Does there have to be a reason to buy a bigger phone other than just a bigger screen? The Plus model of the iPhone has already proved a runaway success with users, but with the iPhone 7 Apple chose to give it something extra – another camera.
The big brother touted two camera lenses to aid zooming in on your subject, and also record depth information used to make any portrait subject really stand out with a bokeh effect. They made a huge deal about this feature when showcasing the phone, and also in adverts, but it is hard for me to see the value without sacrificing stretching your palm and your trouser pockets.
The truth is as good as the portrait mode may be, the amount of times I have missed the other camera is next to none. Perhaps I am just able to get a bit closer to what I am taking a photo of. Maybe I simply don’t take the types of photos others do, but I wouldn’t give up a phone that fits in my pocket for a better zoom. What I really don’t need is yet another camera mode!

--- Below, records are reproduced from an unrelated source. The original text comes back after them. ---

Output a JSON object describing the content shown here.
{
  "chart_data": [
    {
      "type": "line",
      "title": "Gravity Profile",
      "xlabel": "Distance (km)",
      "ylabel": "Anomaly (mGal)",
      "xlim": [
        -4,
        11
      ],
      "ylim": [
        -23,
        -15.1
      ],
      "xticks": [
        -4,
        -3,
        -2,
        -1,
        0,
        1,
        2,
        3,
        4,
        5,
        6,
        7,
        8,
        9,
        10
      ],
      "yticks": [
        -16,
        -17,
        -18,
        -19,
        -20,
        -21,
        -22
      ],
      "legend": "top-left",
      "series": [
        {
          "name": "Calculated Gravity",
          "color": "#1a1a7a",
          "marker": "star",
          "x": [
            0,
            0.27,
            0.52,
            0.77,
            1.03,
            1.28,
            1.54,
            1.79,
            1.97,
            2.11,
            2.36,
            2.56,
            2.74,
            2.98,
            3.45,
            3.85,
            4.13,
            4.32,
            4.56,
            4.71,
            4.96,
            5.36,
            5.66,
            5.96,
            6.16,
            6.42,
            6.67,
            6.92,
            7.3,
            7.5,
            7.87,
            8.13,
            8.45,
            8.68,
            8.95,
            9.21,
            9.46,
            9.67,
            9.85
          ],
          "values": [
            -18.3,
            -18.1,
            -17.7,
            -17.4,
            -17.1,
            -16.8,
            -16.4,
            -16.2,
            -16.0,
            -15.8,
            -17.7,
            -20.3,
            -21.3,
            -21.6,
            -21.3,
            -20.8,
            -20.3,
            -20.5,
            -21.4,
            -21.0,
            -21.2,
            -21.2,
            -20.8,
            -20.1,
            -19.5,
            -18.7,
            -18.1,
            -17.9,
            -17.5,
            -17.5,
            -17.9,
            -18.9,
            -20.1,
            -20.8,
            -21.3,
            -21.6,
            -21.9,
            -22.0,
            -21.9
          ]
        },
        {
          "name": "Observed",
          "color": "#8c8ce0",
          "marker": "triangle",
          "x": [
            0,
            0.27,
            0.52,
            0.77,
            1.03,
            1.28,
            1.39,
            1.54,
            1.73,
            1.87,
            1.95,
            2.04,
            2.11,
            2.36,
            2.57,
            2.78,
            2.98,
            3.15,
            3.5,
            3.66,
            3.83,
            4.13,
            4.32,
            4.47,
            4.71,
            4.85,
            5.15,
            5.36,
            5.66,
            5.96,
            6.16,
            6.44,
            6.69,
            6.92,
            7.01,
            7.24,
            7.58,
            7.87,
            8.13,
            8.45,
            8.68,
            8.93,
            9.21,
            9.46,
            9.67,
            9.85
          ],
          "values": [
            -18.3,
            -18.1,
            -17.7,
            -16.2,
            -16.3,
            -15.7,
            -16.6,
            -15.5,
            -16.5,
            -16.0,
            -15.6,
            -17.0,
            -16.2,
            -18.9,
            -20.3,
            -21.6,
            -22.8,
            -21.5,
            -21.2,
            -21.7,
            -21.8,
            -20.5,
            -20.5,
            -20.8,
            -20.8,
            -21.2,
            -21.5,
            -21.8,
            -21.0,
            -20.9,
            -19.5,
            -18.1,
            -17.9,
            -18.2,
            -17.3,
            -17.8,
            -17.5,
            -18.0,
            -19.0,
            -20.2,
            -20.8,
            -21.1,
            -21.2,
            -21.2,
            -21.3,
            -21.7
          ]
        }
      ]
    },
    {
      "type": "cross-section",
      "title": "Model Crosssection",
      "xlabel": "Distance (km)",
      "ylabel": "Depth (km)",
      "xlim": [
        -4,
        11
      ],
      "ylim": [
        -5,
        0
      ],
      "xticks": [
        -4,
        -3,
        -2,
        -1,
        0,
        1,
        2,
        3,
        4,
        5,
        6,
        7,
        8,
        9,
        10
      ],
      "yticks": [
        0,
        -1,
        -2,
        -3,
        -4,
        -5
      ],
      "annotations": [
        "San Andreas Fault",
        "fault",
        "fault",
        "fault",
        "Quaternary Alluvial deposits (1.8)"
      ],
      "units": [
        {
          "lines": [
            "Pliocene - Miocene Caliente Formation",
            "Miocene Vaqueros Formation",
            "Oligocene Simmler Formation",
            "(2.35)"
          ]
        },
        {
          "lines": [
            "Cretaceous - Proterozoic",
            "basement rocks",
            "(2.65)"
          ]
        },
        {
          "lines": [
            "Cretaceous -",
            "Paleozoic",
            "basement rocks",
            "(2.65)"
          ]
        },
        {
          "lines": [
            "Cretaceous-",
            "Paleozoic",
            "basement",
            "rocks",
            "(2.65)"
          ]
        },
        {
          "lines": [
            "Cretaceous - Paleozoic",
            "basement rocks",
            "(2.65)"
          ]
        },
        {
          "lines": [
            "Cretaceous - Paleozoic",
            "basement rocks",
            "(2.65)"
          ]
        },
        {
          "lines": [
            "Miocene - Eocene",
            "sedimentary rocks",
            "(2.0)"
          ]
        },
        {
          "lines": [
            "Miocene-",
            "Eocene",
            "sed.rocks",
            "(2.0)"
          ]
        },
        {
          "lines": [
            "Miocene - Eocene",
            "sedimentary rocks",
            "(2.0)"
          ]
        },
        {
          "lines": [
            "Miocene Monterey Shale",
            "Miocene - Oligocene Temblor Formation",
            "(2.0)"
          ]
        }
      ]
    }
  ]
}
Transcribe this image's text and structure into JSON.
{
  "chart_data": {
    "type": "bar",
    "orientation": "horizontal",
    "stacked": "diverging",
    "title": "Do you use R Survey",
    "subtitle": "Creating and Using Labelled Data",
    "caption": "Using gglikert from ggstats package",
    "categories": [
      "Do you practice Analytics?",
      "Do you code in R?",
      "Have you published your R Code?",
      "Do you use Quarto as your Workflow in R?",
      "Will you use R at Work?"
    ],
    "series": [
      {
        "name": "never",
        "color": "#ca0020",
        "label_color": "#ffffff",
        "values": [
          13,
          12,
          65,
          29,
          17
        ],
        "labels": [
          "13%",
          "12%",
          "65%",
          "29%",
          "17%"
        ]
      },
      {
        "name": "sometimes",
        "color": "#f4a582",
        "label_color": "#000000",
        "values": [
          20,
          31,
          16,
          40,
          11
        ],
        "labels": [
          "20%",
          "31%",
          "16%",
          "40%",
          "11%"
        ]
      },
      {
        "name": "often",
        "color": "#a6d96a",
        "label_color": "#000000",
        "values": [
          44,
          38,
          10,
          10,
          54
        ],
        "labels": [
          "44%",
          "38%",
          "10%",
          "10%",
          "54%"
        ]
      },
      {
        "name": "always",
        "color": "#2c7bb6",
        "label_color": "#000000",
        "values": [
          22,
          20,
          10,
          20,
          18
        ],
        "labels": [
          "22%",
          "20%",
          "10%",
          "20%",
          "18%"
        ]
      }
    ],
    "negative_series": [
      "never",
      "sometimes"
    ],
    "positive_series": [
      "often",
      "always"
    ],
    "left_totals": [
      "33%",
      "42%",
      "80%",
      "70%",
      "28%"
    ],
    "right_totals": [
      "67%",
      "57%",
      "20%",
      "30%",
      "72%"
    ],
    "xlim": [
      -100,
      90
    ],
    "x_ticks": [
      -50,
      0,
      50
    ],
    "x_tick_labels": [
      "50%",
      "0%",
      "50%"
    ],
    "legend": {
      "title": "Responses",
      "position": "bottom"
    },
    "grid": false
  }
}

Having to worry about what setting to select to best capture the scene in front of me negates the whole point of having an easy to use camera. A camera app should be intelligent enough to know I am taking a portrait without having to access a specific setting. Applying the necessary blurring and bokeh as required and making it customisable to your preference.
Sure enough Apple is half way there, in portrait mode the camera app saves a copy of the photo without any depth effect. So why on earth can’t this happen in reverse like HDR photos? Hopefully Cupertino engineers have managed to stuff enough dual camera computing power into the new iPhone to make a dual camera more intelligent. However the delay in figuring out something that has been the staple of Sony cameras for a number of years is a little worrying.
Until then, a simple, easy to use, single lens suits me fine, I don’t miss a dual camera at all.